Em 1903, pintou o que seria o quadro mais importante da fase azul, senão de toda a sua produção: o célebre "La Vie" ("A Vida"). Essa grande tela é uma das raras às quais Picasso deu um título. Um casal, Casagemas e Germaine, nua, abraçada a ele de um lado, e do outro, uma mãe de pé, com um bebê no colo, numa atitude de reprovação, são retratados numa composição cuja leitura é cercada de elementos filosóficos, pois "La Vie" interroga as origens da desgraça. É como se Picasso quisesse dizer; você não pode fazer nada, você não irá ressucitar Casagemas, mesmo se você pintar Germaine arrependida, toda a miséria do mundo é uma miséria acusadora. Esta injustiça é a vida...

O quadro "Mulher com os braços cruzados"que foi leiloado pela Christie’s é de uma mulher com o semblante ensimesmado. Sua composição leva-nos a imaginá-la frágil, doentia (talvez febril), indubitavelmente melancólica. Os azuis, mais uma vez cercam todo o branco da roupa vestida pela mulher. Apesar de não ser muito conhecido, é uma obra-prima e apesar de não ter sido revelada a identidade da modelo, bem poderia ser um retrato de Germaine.

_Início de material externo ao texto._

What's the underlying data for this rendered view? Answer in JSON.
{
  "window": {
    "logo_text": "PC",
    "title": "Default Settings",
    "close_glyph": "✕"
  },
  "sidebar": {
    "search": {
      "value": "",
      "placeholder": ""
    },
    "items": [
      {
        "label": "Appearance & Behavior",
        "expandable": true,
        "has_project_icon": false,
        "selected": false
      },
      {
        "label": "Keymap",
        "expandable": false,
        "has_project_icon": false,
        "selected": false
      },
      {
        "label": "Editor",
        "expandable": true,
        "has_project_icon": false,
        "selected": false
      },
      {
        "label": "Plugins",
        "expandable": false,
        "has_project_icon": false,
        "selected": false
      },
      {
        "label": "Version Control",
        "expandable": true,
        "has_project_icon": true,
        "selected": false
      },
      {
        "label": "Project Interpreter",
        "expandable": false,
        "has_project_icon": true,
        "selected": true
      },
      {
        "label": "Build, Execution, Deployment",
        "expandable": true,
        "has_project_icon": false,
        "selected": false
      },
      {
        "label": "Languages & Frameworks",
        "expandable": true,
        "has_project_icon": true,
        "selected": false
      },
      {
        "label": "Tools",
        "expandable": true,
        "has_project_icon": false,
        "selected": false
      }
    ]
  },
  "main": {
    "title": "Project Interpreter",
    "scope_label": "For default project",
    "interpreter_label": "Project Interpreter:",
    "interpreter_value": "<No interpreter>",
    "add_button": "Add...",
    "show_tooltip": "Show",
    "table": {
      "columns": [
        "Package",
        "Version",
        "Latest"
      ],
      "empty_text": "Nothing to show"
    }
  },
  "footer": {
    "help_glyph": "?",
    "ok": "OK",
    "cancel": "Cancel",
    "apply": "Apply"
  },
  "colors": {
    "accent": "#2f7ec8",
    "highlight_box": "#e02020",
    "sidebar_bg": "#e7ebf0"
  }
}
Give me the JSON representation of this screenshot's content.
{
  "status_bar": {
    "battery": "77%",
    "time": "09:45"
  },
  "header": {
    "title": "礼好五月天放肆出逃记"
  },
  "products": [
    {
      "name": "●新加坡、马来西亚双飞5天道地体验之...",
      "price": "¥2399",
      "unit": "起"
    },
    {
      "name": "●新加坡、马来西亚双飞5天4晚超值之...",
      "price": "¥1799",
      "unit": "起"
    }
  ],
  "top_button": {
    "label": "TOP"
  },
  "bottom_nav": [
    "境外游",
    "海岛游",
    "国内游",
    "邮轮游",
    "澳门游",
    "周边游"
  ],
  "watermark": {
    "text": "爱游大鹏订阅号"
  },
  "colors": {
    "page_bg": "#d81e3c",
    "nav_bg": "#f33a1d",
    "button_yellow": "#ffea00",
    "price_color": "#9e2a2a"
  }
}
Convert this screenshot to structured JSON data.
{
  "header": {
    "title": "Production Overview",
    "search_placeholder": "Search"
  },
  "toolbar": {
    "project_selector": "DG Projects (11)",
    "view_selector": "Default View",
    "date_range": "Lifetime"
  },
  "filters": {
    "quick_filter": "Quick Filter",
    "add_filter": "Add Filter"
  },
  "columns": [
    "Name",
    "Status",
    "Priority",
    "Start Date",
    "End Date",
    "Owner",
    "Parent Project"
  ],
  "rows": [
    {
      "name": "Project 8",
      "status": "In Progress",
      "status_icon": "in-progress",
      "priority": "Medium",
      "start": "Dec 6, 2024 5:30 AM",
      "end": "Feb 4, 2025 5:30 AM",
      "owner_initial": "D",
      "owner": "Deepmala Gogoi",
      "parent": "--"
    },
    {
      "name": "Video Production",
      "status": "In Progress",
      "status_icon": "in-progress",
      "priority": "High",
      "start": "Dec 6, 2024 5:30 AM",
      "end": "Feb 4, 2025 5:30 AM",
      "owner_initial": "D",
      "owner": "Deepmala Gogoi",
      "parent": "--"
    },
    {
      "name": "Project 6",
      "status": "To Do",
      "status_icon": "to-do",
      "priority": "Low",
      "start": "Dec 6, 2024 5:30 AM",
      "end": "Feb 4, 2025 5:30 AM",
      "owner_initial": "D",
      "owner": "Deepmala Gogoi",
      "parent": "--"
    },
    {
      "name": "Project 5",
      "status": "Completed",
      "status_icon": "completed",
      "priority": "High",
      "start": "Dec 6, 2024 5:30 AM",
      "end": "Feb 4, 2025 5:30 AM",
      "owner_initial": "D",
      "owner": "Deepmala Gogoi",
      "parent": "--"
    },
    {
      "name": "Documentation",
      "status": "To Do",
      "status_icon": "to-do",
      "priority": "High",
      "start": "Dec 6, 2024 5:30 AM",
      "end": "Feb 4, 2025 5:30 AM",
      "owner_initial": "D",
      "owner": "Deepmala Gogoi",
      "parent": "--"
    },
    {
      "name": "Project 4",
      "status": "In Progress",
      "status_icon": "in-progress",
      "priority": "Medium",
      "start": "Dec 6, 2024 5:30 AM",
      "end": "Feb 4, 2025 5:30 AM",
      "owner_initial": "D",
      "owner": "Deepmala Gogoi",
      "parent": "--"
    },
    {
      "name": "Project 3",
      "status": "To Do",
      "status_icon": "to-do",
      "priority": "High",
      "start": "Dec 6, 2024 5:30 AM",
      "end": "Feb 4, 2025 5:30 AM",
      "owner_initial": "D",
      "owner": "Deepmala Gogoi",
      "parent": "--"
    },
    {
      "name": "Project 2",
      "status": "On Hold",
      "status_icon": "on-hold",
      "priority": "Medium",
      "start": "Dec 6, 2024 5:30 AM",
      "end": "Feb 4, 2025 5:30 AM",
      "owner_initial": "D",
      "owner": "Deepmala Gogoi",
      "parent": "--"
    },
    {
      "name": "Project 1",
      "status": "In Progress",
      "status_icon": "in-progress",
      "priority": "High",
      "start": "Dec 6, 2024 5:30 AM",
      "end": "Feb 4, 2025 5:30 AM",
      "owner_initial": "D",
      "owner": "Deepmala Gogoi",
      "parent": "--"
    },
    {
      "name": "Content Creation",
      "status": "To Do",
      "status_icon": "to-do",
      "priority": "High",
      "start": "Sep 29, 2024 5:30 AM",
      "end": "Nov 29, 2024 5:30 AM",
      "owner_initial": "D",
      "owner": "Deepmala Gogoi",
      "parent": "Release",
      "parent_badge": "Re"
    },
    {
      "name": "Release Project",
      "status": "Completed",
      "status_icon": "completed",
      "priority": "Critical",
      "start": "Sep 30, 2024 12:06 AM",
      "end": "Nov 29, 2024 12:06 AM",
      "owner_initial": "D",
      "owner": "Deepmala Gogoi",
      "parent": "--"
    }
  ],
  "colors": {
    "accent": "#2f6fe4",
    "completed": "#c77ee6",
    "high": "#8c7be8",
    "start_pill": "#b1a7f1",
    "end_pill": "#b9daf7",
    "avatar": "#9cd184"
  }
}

A fase azul compreende quatro partes distintas: o ciclo da morte de Casagemas, paralelo às obras inspiradas nas prostitutas da prisão de Saint-Lazaire, em que o monocromatismo azul passa a dominar; o ciclo denominado "Azuis de Barcelona" que não é interrompido pela viagem a Paris no fim de 1902 e que é marcado pela estética da miséria; o ciclo da exploração do maneirismo e a redescoberta marginal da cor com a partida definitiva para Paris em abril de 1904; enfim, a passagem para a pintura sentimental em Paris com o quadro "Maternidade rosa", de 1904.

Extremamente valorizadas, essas obra do período da juventude do artista têm alcançado preços estratosféricos no mercado mundial de arte pelo pequeno número de peças existentes, pela qualidade da pintura e, principalmente, por apresentarem a originalidade de uma temática e de uma estética num momento em que a maioria dos pintores ditos "progressistas" optavam pelo estilo fauvista.